Todo o poder que envolvia o Grande Duque sumiu em um instante, retornando ao Céu Supremo. Antes que pudesse reagir, seu corpo encolheu até metade do tamanho de antes, e seu cultivo foi cortado pela metade.

O Grande Duque sorriu amargamente, mas não ousou reclamar, afundando-se em silêncio na lava.

O Céu Supremo dos Demônios começou a encolher lentamente, reduzindo-se à metade do tamanho anterior, restando inalterado apenas o continente central.

A vontade celeste recolheu-se e adormeceu profundamente.

Restaram apenas as estátuas de dragões petrificados, negras como breu, espalhadas por todo o Reino dos Demônios.

Muitos anos depois, tal cena tornou-se corriqueira; incontáveis pequenos demônios saltavam e escalavam aqueles dragões.

Dizia-se que, quem chegasse ao topo de um deles, se tornaria o próximo Rei Demônio.

Lu Cheng permaneceu olhando para o céu, atônito.

Demorou a se recompor e, então, libertou todos os que mantinha em sua mão.

Exceto por Wang Ren, o Patriarca e a mulher, todos pareciam ter esquecido o ocorrido — dormiam ou jogavam cartas, alheios ao que se passara.

“O que foi isso?” Assim que apareceu, a mulher olhou para o céu.

Mas nada havia mudado — o céu seguia nublado e sem relâmpagos.

Lu Cheng respondeu calmamente: “Acredito que foi a vontade do Céu Supremo onde estava o Rei Demônio, enfurecida, tentando invadir à força, mas foi derrotada por algo desconhecido”.

“Rei Demônio?”

“Vontade do Céu Supremo?”

Wang Ren e o Patriarca olharam para Lu Cheng, confusos. Que eram aquelas coisas? Por que jamais haviam ouvido falar?

“Não precisam saber disso. Estou cansado. Cuidem bem do jovem Lu Cheng.” Ao dizer isso, sua postura mudou.

“Lu Cheng?”

Wang Ren piscou para Lu Cheng.

Ele assentiu, confirmando que era ele mesmo.

“O que aconteceu, afinal?” perguntou o Patriarca.

Lu Cheng olhou para a mulher, negou com a cabeça e disse: “Falaremos disso depois.

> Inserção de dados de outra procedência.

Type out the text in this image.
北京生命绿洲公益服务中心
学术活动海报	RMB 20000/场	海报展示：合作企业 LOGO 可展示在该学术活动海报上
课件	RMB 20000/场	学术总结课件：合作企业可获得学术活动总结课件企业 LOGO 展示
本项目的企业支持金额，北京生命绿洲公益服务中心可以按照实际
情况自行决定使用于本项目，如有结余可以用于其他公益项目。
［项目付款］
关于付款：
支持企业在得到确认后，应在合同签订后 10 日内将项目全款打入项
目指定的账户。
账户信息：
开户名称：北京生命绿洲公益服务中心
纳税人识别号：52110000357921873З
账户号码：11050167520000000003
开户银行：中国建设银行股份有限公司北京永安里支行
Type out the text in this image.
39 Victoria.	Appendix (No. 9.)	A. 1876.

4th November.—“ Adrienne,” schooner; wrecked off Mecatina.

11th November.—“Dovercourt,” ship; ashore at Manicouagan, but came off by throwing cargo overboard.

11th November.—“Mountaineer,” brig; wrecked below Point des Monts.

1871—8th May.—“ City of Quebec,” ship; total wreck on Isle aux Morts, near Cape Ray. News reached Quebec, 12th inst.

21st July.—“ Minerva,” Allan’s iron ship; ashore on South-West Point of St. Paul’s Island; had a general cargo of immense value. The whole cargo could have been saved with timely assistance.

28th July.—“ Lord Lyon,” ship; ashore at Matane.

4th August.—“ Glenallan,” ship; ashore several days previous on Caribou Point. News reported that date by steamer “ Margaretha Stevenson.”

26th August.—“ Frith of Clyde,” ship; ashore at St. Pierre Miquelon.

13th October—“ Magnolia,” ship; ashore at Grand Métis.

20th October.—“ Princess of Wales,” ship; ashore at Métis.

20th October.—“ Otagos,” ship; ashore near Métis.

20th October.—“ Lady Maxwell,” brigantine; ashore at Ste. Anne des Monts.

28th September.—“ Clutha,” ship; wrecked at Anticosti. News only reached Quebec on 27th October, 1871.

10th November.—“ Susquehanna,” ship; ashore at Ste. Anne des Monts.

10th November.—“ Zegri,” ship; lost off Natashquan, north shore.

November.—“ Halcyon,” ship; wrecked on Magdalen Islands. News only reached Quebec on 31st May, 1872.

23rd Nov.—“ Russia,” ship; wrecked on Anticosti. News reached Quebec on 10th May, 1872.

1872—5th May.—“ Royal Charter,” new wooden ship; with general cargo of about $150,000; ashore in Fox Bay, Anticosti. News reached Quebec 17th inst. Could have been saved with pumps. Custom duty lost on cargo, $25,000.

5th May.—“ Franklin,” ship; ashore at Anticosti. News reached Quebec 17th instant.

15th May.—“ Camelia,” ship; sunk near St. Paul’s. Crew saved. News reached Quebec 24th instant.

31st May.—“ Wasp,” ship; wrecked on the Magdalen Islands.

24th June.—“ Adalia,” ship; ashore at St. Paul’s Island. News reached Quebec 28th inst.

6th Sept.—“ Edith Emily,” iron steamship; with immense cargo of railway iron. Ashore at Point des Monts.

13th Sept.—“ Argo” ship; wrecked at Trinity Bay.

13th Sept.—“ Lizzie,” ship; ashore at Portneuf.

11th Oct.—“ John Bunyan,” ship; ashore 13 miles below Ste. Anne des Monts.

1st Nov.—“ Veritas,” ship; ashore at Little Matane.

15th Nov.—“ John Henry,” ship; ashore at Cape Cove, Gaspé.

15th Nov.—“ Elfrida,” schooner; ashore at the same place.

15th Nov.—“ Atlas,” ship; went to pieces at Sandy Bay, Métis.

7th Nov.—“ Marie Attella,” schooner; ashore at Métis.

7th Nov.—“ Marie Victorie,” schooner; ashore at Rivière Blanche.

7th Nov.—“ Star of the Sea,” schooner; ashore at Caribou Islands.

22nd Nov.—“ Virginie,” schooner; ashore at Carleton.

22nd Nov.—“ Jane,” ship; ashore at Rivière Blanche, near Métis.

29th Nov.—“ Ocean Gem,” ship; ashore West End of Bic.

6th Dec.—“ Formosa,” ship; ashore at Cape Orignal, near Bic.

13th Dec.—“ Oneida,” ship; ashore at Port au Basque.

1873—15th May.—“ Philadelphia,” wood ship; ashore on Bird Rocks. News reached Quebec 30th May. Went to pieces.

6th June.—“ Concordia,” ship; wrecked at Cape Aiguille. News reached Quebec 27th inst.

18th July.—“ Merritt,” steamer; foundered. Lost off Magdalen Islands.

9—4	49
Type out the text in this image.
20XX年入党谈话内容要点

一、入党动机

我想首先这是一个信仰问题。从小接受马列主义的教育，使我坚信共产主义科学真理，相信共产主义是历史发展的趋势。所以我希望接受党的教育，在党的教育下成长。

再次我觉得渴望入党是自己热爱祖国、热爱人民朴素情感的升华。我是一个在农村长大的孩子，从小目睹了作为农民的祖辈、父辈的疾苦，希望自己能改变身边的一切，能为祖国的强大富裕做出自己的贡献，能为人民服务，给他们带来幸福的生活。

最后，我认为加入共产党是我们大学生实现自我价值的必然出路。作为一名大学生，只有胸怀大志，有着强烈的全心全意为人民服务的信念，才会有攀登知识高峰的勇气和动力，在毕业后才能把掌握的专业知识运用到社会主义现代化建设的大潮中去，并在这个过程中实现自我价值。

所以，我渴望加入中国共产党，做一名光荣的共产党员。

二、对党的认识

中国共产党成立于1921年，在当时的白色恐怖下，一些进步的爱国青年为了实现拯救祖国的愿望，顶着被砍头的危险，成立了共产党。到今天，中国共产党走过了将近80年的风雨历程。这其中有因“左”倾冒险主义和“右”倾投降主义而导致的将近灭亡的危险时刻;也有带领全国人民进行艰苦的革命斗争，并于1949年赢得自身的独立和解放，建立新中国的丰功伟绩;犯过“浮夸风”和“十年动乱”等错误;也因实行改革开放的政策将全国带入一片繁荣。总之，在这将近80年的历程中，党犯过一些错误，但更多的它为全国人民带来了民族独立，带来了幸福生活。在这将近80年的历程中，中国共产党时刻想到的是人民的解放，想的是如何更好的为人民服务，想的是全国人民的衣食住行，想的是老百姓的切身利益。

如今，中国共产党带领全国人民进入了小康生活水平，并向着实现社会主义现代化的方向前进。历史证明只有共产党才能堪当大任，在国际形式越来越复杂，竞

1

Vamos ver o que aconteceu aqui dentro primeiro.”

E entrou à frente no salão fúnebre.

No interior, o terceiro irmão, fraco, estava caído no chão. Ao ver Lu Cheng, esboçou um leve sorriso antes de desmaiar.

Próximas dali, Mu Qinglan e Zhang Guimei estavam mortas.

Apenas Ma Xiaorong dormia tranquila, deitada sobre as roupas de Wang Ren.

“O que aconteceu aqui enquanto estávamos fora?”

A mulher observava tudo com frieza.

O Patriarca fez um gesto para que Wang Ren explicasse.

Ele não ousava contrariar alguém de posição tão elevada e disse: “Após o desaparecimento dos senhores, uma amiga de Lu Cheng subitamente estrangulou-a.”

Apontou para Zhang Guimei.

Lu Cheng e a mulher franziram o cenho ao mesmo tempo.

“Vocês não impediram?”

A mulher olhou-os com severidade.

Wang Ren tremeu, gaguejando: “E-eu...”

“Basta, eu mesma perguntarei.”

Com um gesto, ela fez as almas de Zhang Guimei e Mu Qinglan aparecerem. Mais um, e as almas, antes atordoadas, recobraram a consciência.

“Como morreu?” questionou friamente a mulher, encarando Zhang Guimei.

O espírito de Zhang Guimei olhou para o próprio corpo e desatou a chorar, sem dizer nada.

Irritada com os gritos, a mulher recolheu sua alma na palma da mão e fechou os olhos.

Após um momento, apertou a mão: a alma de Zhang Guimei se desfez em pó. Murmurou, entre dentes: “Maldita!”

Os demais a observaram, recuando assustados.

Ao olhar para a alma flutuante de Mu Qinglan, a mulher revelou um semblante profundamente complexo.